La scuola elementare di una volta, quella che io ho frequentato e nella quale ho insegnato per 40 anni, aveva questo gravissimo compito: Insegnare agli scolari a scrivere, leggere e far di conto. Si acquisivano, anche se alla buona, i primi rudimentali strumenti del sapere e le prime competenze strumentali indispensabili per la vita di allora. Bisogna rendere omaggio a quella scuola perché da essa sono uscite diverse generazioni di alunni che poi hanno fatto grande l’Italia.

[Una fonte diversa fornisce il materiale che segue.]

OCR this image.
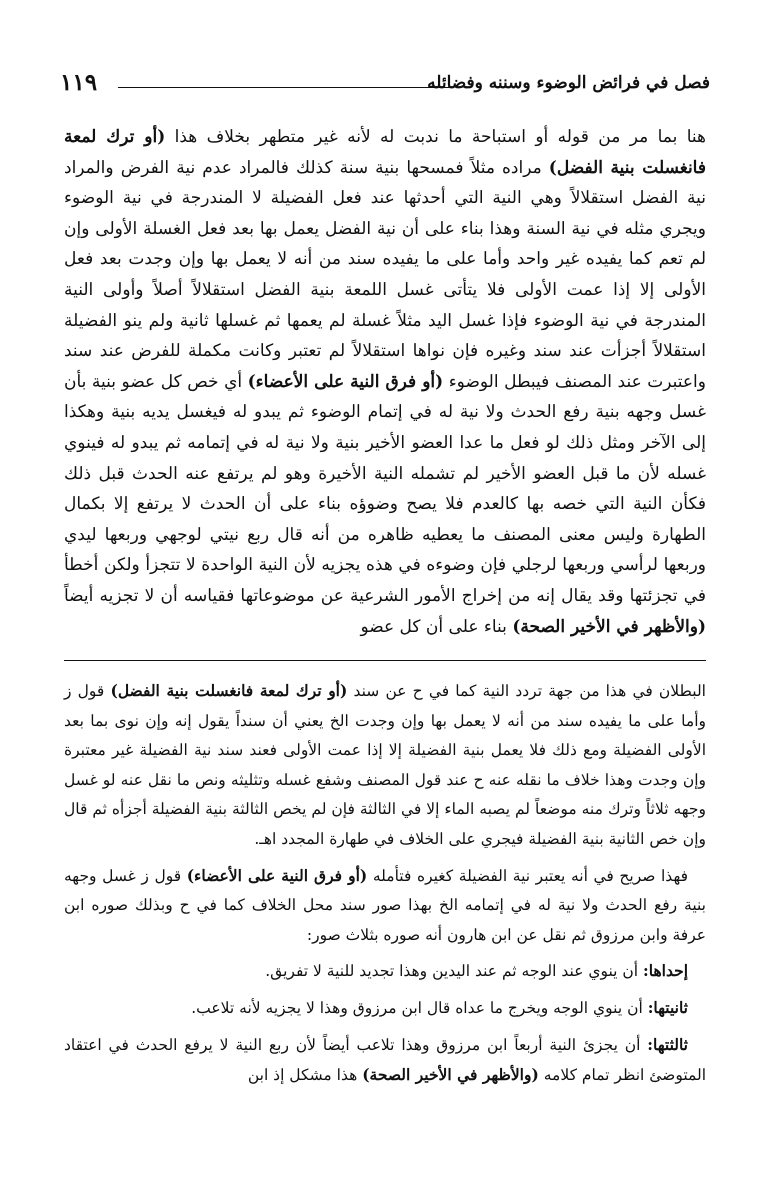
١١٩	فصل في فرائض الوضوء وسننه وفضائله

هنا بما مر من قوله أو استباحة ما ندبت له لأنه غير متطهر بخلاف هذا (أو ترك لمعة فانغسلت بنية الفضل) مراده مثلاً فمسحها بنية سنة كذلك فالمراد عدم نية الفرض والمراد نية الفضل استقلالاً وهي النية التي أحدثها عند فعل الفضيلة لا المندرجة في نية الوضوء ويجري مثله في نية السنة وهذا بناء على أن نية الفضل يعمل بها بعد فعل الغسلة الأولى وإن لم تعم كما يفيده غير واحد وأما على ما يفيده سند من أنه لا يعمل بها وإن وجدت بعد فعل الأولى إلا إذا عمت الأولى فلا يتأتى غسل اللمعة بنية الفضل استقلالاً أصلاً وأولى النية المندرجة في نية الوضوء فإذا غسل اليد مثلاً غسلة لم يعمها ثم غسلها ثانية ولم ينو الفضيلة استقلالاً أجزأت عند سند وغيره فإن نواها استقلالاً لم تعتبر وكانت مكملة للفرض عند سند واعتبرت عند المصنف فيبطل الوضوء (أو فرق النية على الأعضاء) أي خص كل عضو بنية بأن غسل وجهه بنية رفع الحدث ولا نية له في إتمام الوضوء ثم يبدو له فيغسل يديه بنية وهكذا إلى الآخر ومثل ذلك لو فعل ما عدا العضو الأخير بنية ولا نية له في إتمامه ثم يبدو له فينوي غسله لأن ما قبل العضو الأخير لم تشمله النية الأخيرة وهو لم يرتفع عنه الحدث قبل ذلك فكأن النية التي خصه بها كالعدم فلا يصح وضوؤه بناء على أن الحدث لا يرتفع إلا بكمال الطهارة وليس معنى المصنف ما يعطيه ظاهره من أنه قال ربع نيتي لوجهي وربعها ليدي وربعها لرأسي وربعها لرجلي فإن وضوءه في هذه يجزيه لأن النية الواحدة لا تتجزأ ولكن أخطأ في تجزئتها وقد يقال إنه من إخراج الأمور الشرعية عن موضوعاتها فقياسه أن لا تجزيه أيضاً (والأظهر في الأخير الصحة) بناء على أن كل عضو

البطلان في هذا من جهة تردد النية كما في ح عن سند (أو ترك لمعة فانغسلت بنية الفضل) قول ز وأما على ما يفيده سند من أنه لا يعمل بها وإن وجدت الخ يعني أن سنداً يقول إنه وإن نوى بما بعد الأولى الفضيلة ومع ذلك فلا يعمل بنية الفضيلة إلا إذا عمت الأولى فعند سند نية الفضيلة غير معتبرة وإن وجدت وهذا خلاف ما نقله عنه ح عند قول المصنف وشفع غسله وتثليثه ونص ما نقل عنه لو غسل وجهه ثلاثاً وترك منه موضعاً لم يصبه الماء إلا في الثالثة فإن لم يخص الثالثة بنية الفضيلة أجزأه ثم قال وإن خص الثانية بنية الفضيلة فيجري على الخلاف في طهارة المجدد اهـ.

فهذا صريح في أنه يعتبر نية الفضيلة كغيره فتأمله (أو فرق النية على الأعضاء) قول ز غسل وجهه بنية رفع الحدث ولا نية له في إتمامه الخ بهذا صور سند محل الخلاف كما في ح وبذلك صوره ابن عرفة وابن مرزوق ثم نقل عن ابن هارون أنه صوره بثلاث صور:

إحداها: أن ينوي عند الوجه ثم عند اليدين وهذا تجديد للنية لا تفريق.

ثانيتها: أن ينوي الوجه ويخرج ما عداه قال ابن مرزوق وهذا لا يجزيه لأنه تلاعب.

ثالثتها: أن يجزئ النية أربعاً ابن مرزوق وهذا تلاعب أيضاً لأن ربع النية لا يرفع الحدث في اعتقاد المتوضئ انظر تمام كلامه (والأظهر في الأخير الصحة) هذا مشكل إذ ابن
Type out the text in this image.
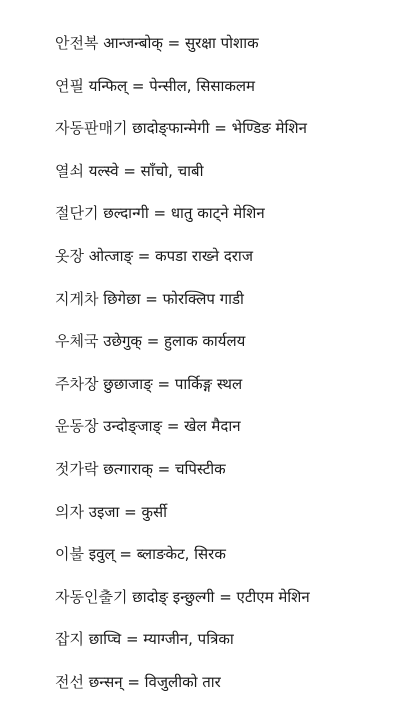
안전복 आन्जन्बोक् = सुरक्षा पोशाक
연필 यन्फिल् = पेन्सील, सिसाकलम
자동판매기 छादोङ्फान्मेगी = भेण्डिङ मेशिन
열쇠 यल्स्वे = साँचो, चाबी
절단기 छल्दान्गी = धातु काट्ने मेशिन
옷장 ओत्जाङ् = कपडा राख्ने दराज
지게차 छिगेछा = फोरक्लिप गाडी
우체국 उछेगुक् = हुलाक कार्यलय
주차장 छुछाजाङ् = पार्किङ्ग स्थल
운동장 उन्दोङ्जाङ् = खेल मैदान
젓가락 छत्गाराक् = चपिस्टीक
의자 उइजा = कुर्सी
이불 इवुल् = ब्लाङकेट, सिरक
자동인출기 छादोङ् इन्छुल्गी = एटीएम मेशिन
잡지 छाप्चि = म्याग्जीन, पत्रिका
전선 छन्सन् = विजुलीको तार
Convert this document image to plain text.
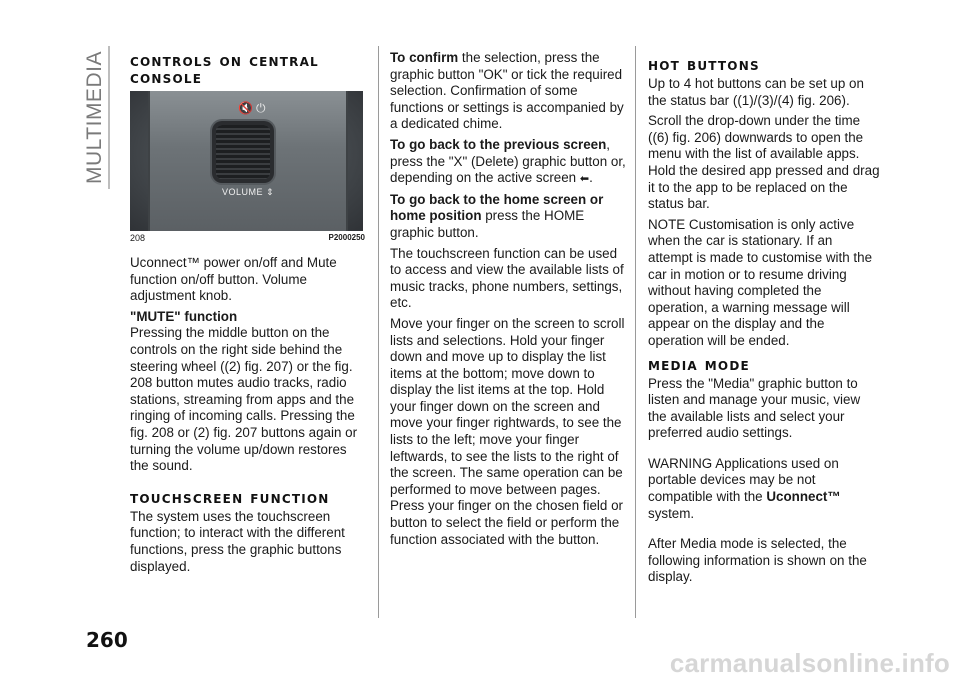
MULTIMEDIA controls on central console
🔇 ⏻
VOLUME ⇕
208	P2000250

Uconnect™ power on/off and Mute function on/off button. Volume adjustment knob.

"MUTE" function

Pressing the middle button on the controls on the right side behind the steering wheel ((2) fig. 207) or the fig. 208 button mutes audio tracks, radio stations, streaming from apps and the ringing of incoming calls. Pressing the fig. 208 or (2) fig. 207 buttons again or turning the volume up/down restores the sound.

touchscreen function

The system uses the touchscreen function; to interact with the different functions, press the graphic buttons displayed.

To confirm the selection, press the graphic button "OK" or tick the required selection. Confirmation of some functions or settings is accompanied by a dedicated chime.

To go back to the previous screen, press the "X" (Delete) graphic button or, depending on the active screen ⬅.

To go back to the home screen or home position press the HOME graphic button.

The touchscreen function can be used to access and view the available lists of music tracks, phone numbers, settings, etc.

Move your finger on the screen to scroll lists and selections. Hold your finger down and move up to display the list items at the bottom; move down to display the list items at the top. Hold your finger down on the screen and move your finger rightwards, to see the lists to the left; move your finger leftwards, to see the lists to the right of the screen. The same operation can be performed to move between pages. Press your finger on the chosen field or button to select the field or perform the function associated with the button.

hot buttons

Up to 4 hot buttons can be set up on the status bar ((1)/(3)/(4) fig. 206).

Scroll the drop-down under the time ((6) fig. 206) downwards to open the menu with the list of available apps. Hold the desired app pressed and drag it to the app to be replaced on the status bar.

NOTE Customisation is only active when the car is stationary. If an attempt is made to customise with the car in motion or to resume driving without having completed the operation, a warning message will appear on the display and the operation will be ended.

media mode

Press the "Media" graphic button to listen and manage your music, view the available lists and select your preferred audio settings.

WARNING Applications used on portable devices may be not compatible with the Uconnect™ system.

After Media mode is selected, the following information is shown on the display.

260
carmanualsonline.info
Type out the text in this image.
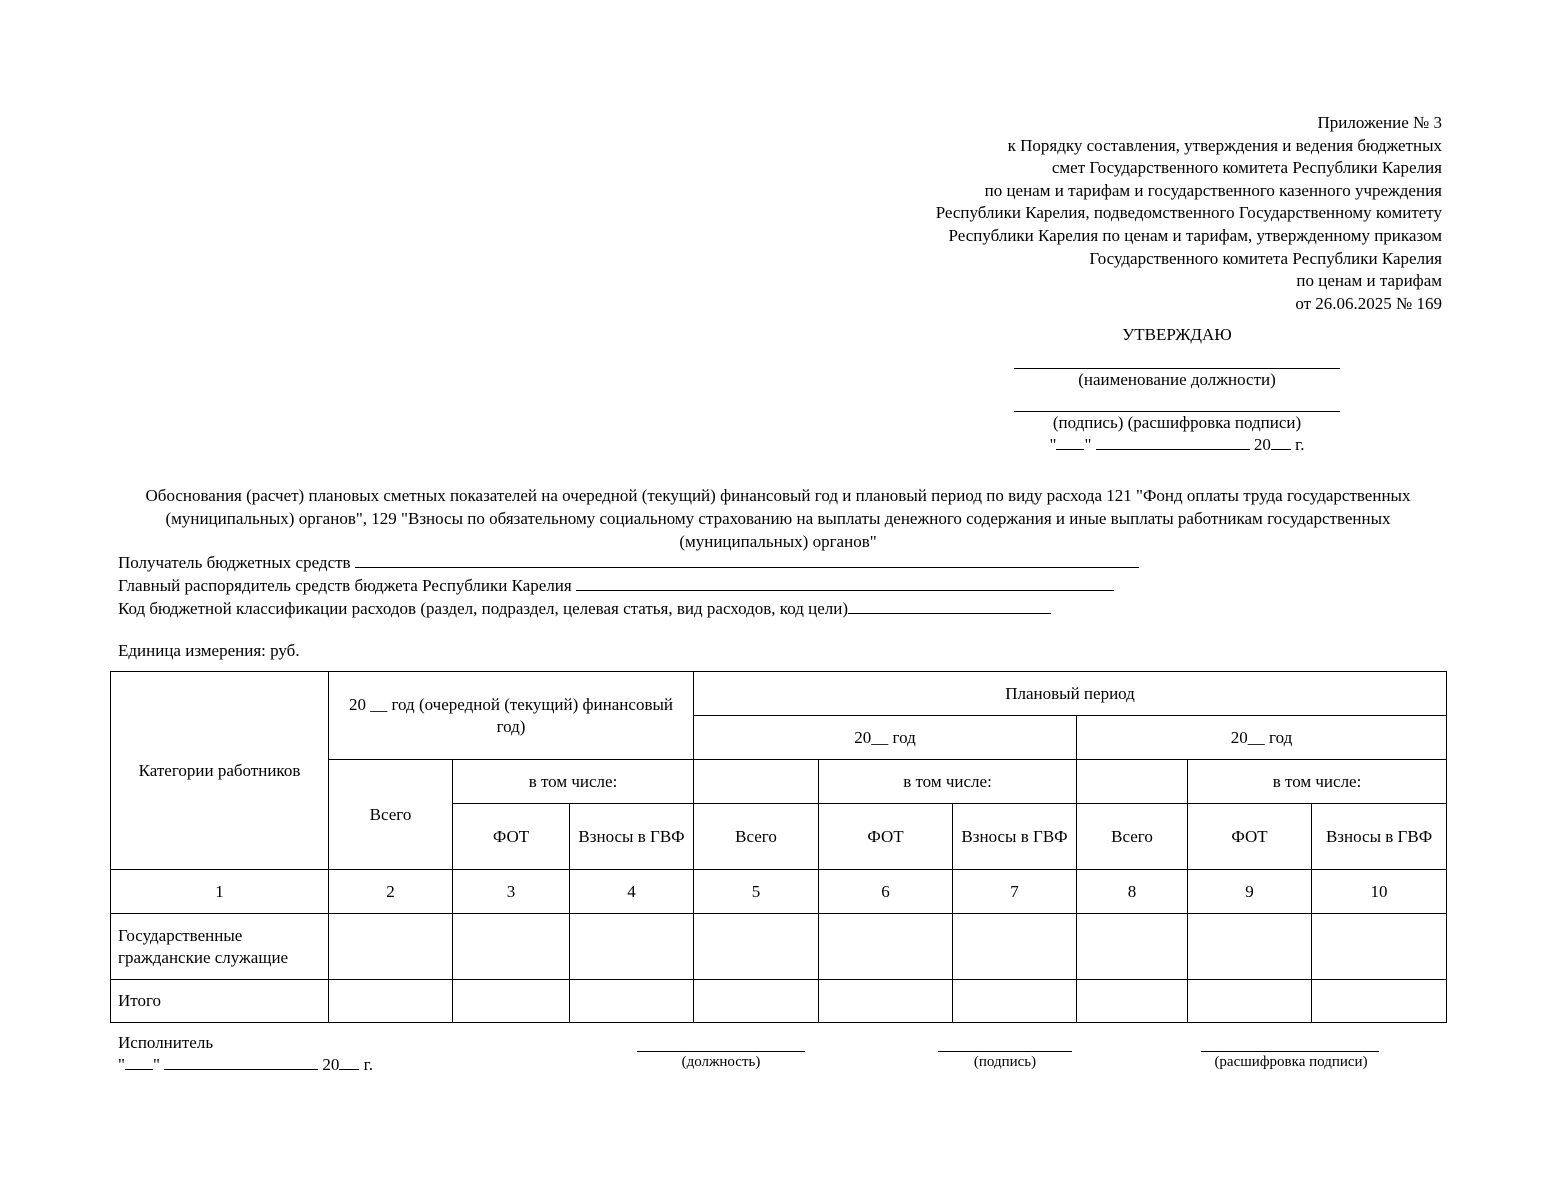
Приложение № 3
к Порядку составления, утверждения и ведения бюджетных
смет Государственного комитета Республики Карелия
по ценам и тарифам и государственного казенного учреждения
Республики Карелия, подведомственного Государственному комитету
Республики Карелия по ценам и тарифам, утвержденному приказом
Государственного комитета Республики Карелия
по ценам и тарифам
от 26.06.2025 № 169
УТВЕРЖДАЮ
(наименование должности)
(подпись) (расшифровка подписи)
" "	20 г.
Обоснования (расчет) плановых сметных показателей на очередной (текущий) финансовый год и плановый период по виду расхода 121 "Фонд оплаты труда государственных (муниципальных) органов", 129 "Взносы по обязательному социальному страхованию на выплаты денежного содержания и иные выплаты работникам государственных (муниципальных) органов"
Получатель бюджетных средств
Главный распорядитель средств бюджета Республики Карелия
Код бюджетной классификации расходов (раздел, подраздел, целевая статья, вид расходов, код цели)
Единица измерения: руб.
Категории работников	20 __ год (очередной (текущий) финансовый год)			Плановый период					
				20__ год			20__ год		
	Всего	в том числе:			в том числе:			в том числе:	
		ФОТ	Взносы в ГВФ	Всего	ФОТ	Взносы в ГВФ	Всего	ФОТ	Взносы в ГВФ
1	2	3	4	5	6	7	8	9	10
Государственные гражданские служащие									
Итого									
Исполнитель
" "	20 г.	(должность)	(подпись)	(расшифровка подписи)
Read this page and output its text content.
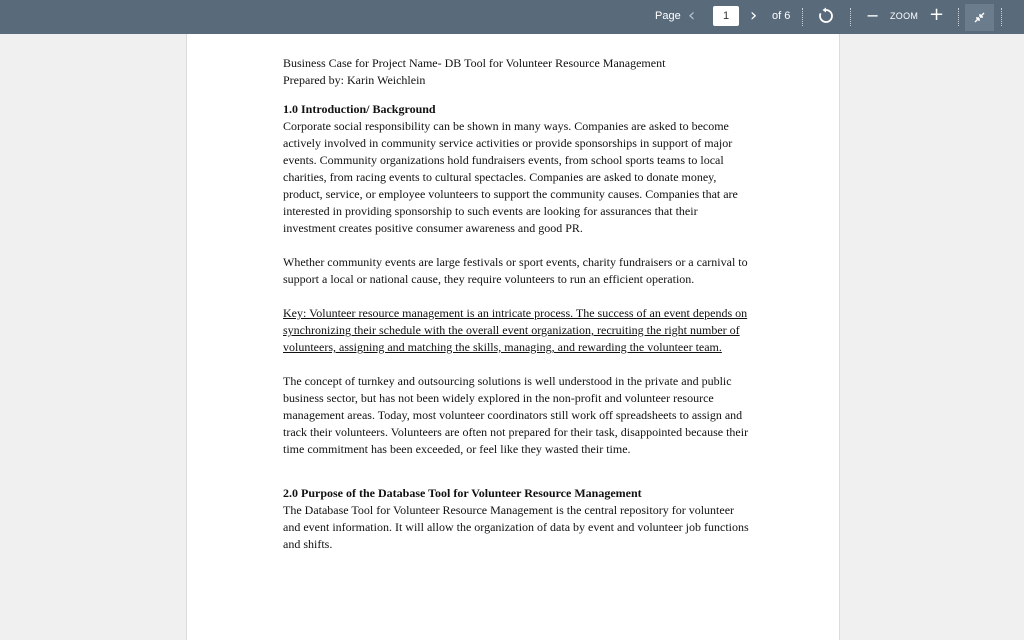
Page ‹	1	› of 6	− ZOOM +

Business Case for Project Name- DB Tool for Volunteer Resource Management

Prepared by: Karin Weichlein

1.0 Introduction/ Background

Corporate social responsibility can be shown in many ways. Companies are asked to become actively involved in community service activities or provide sponsorships in support of major events. Community organizations hold fundraisers events, from school sports teams to local charities, from racing events to cultural spectacles. Companies are asked to donate money, product, service, or employee volunteers to support the community causes. Companies that are interested in providing sponsorship to such events are looking for assurances that their investment creates positive consumer awareness and good PR.

Whether community events are large festivals or sport events, charity fundraisers or a carnival to support a local or national cause, they require volunteers to run an efficient operation.

Key: Volunteer resource management is an intricate process. The success of an event depends on synchronizing their schedule with the overall event organization, recruiting the right number of volunteers, assigning and matching the skills, managing, and rewarding the volunteer team.

The concept of turnkey and outsourcing solutions is well understood in the private and public business sector, but has not been widely explored in the non-profit and volunteer resource management areas. Today, most volunteer coordinators still work off spreadsheets to assign and track their volunteers. Volunteers are often not prepared for their task, disappointed because their time commitment has been exceeded, or feel like they wasted their time.

2.0 Purpose of the Database Tool for Volunteer Resource Management

The Database Tool for Volunteer Resource Management is the central repository for volunteer and event information. It will allow the organization of data by event and volunteer job functions and shifts.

Nostalgia, rimpianto di quei tempi lontani? Tantissimo. Non mi vergogno davvero nel confermarlo. Non credo che qualcuno voglia farmi sentire in colpa se ricordo ancora con tanto affetto la mia prima aula scolastica, la mia maestra di prima elementare, il suo sguardo materno, il suo dolce sorriso, i cari, i vecchi compagni di classe, molti dei quali avevano la testa rapata a zero non solo per paura dei pidocchi ma anche per risparmiare il taglio dei capelli. Impossibile non pensare a loro. Se chiudo gli occhi li rivedo uno per uno. E rivedo il tavolo dove era seduta la mia maestra, i ritratti del Re e del Duce appesi al muro e l’immancabile bacchetta di legno ben levigata. Ahi, ahi, la bacchetta di infelice memoria. Io, da maestro non l’ho mai usata. Adesso non si usa più, i tempi sono cambiati ed i metodi di correzione sono completamenti diversi da quelli di una volta. Se nella deprecabile ipotesi rispondevi alla domanda della maestra che il poliedro era un asinello allora le bacchettate erano parecchie. Altri tempi, altra scuola, altri ragazzi, altri metodi. Se qualche volta capita a qualcuno di visitare una scuola e trovare una bacchetta sulla cattedra, non si deve allarmare, serve per individuare sulla carta geografica i fiumi, i laghi, i monti e i mari della nostra Italia. E se a qualche viandante distratto e occasionale passando sotto le finestre di una scuola capita di sentire tra le voci dei ragazzi un bel colpo sulla cattedra non si deve preoccupare. Non è scoppiata nessuna rivoluzione in classe. E’ stata la bacchetta. Che fine ingloriosa ha fatto! Povera, infelice, odiata bacchetta. Da simbolo dell’autorità magistrale e strumento di pedagogica correzione a mazza di tamburo.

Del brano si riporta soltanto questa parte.